Enter my passive aggressive movie screening.
In my head, my father would see the movie, would understand how awful that experience had been for me, would perhaps even recognize my deep guilt that I barely admitted to myself that by keeping silent, I may have exposed other girls to the same fate and worse if they didn’t know at least the no and go parts of “no-go-tell”. Instead, he was the best of who he is — deep compassion and deep desire for reconciliation. And all I could think was, “Why does his comfort matter to you more than my dignity?”
I don’t want to equate my experience with the far worse experiences so many women and men have gone through. It’s not even as bad as the things that many of my female friends cannot admit to themselves was nonconsensual sex or rape or the misuse of power for someone’s sexual satisfaction.

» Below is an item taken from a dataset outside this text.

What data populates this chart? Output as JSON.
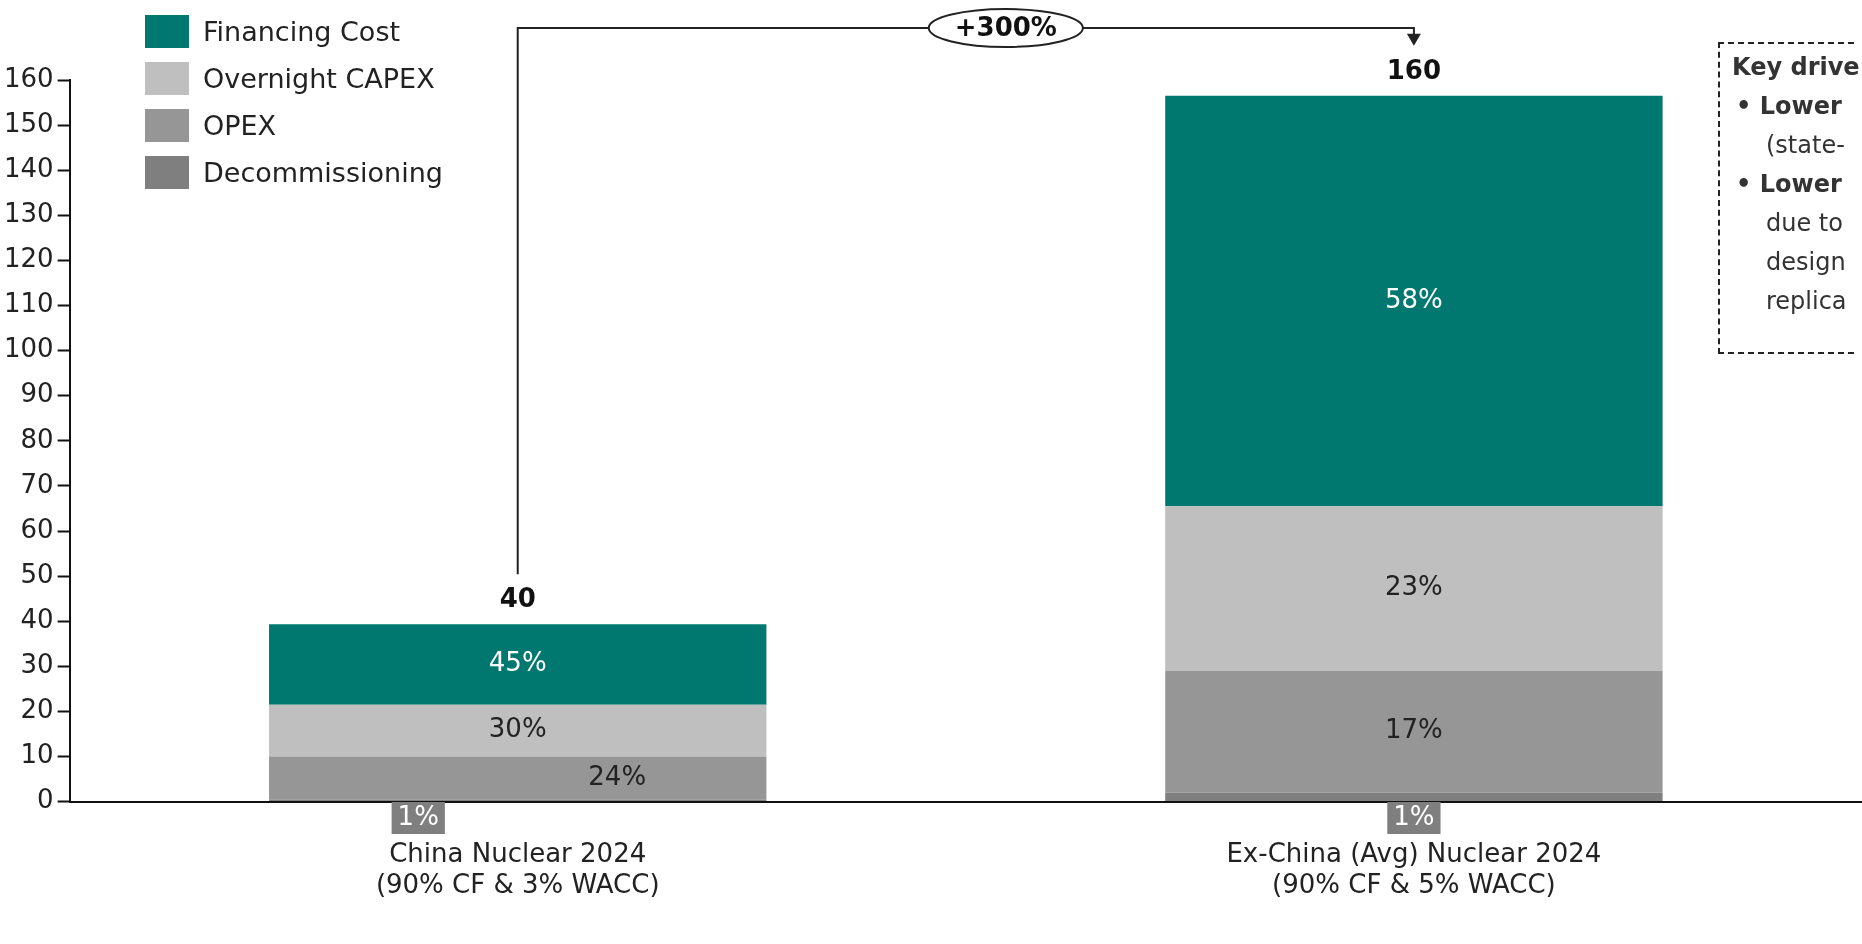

And I don’t want to suggest that this has left me completely stunted. I have certainly had men treat me very badly while dating, but I’ve also had men comfort and support me. Many of my closest friends are men. I continue to have an active dating life. And as a single woman who dates regularly, I have also been pressured into doing things that I didn’t want to do because of rape culture that says not to resist, or that I had led him on, or that at this point it couldn’t be stopped, or that he would treat me with contempt if I didn’t give him what he thought was a given of this evening. This became even more complicated for me when an ex-boyfriend commented that his 21-year-old girlfriend’s virginity made her love for him more pure. Because that’s actually part of the complication of our rape culture: associations of purity attached to women that hurt whole communities, not just individuals.
I love my father deeply, and I recognize that his constant desire to see all people reconciled is one of the two most important life influences I have. The other is my mother’s steadfast and tenacious commitment to justice and right.
I’m not sure I have it in me to reconcile with that man who French kissed a 10-year-old while “Raiders of the Lost Ark” played in the background, but after many years of not publicly standing with my countless sisters and brothers who have been manipulated into physical intimacy that they did not choose because of someone else’s power, and after years of remaining silent instead of saying “This happens a LOT, and it’s NOT OK”, it was finally time for me to do what is just and right, in the hopes that a few people who didn’t realize they were blaming the victim, who didn’t realize they were influenced by the lie of “innocent victims versus the ones who were asking for it” might, at least today, give pause.
Because that 10-year-old placed community before self. And ultimately, I believe it came at cost to both community and self. Would that more communities would look a little more like the family in “Monsoon Wedding” and a little less like my internalized notion of silence protecting my extended and socially-created family.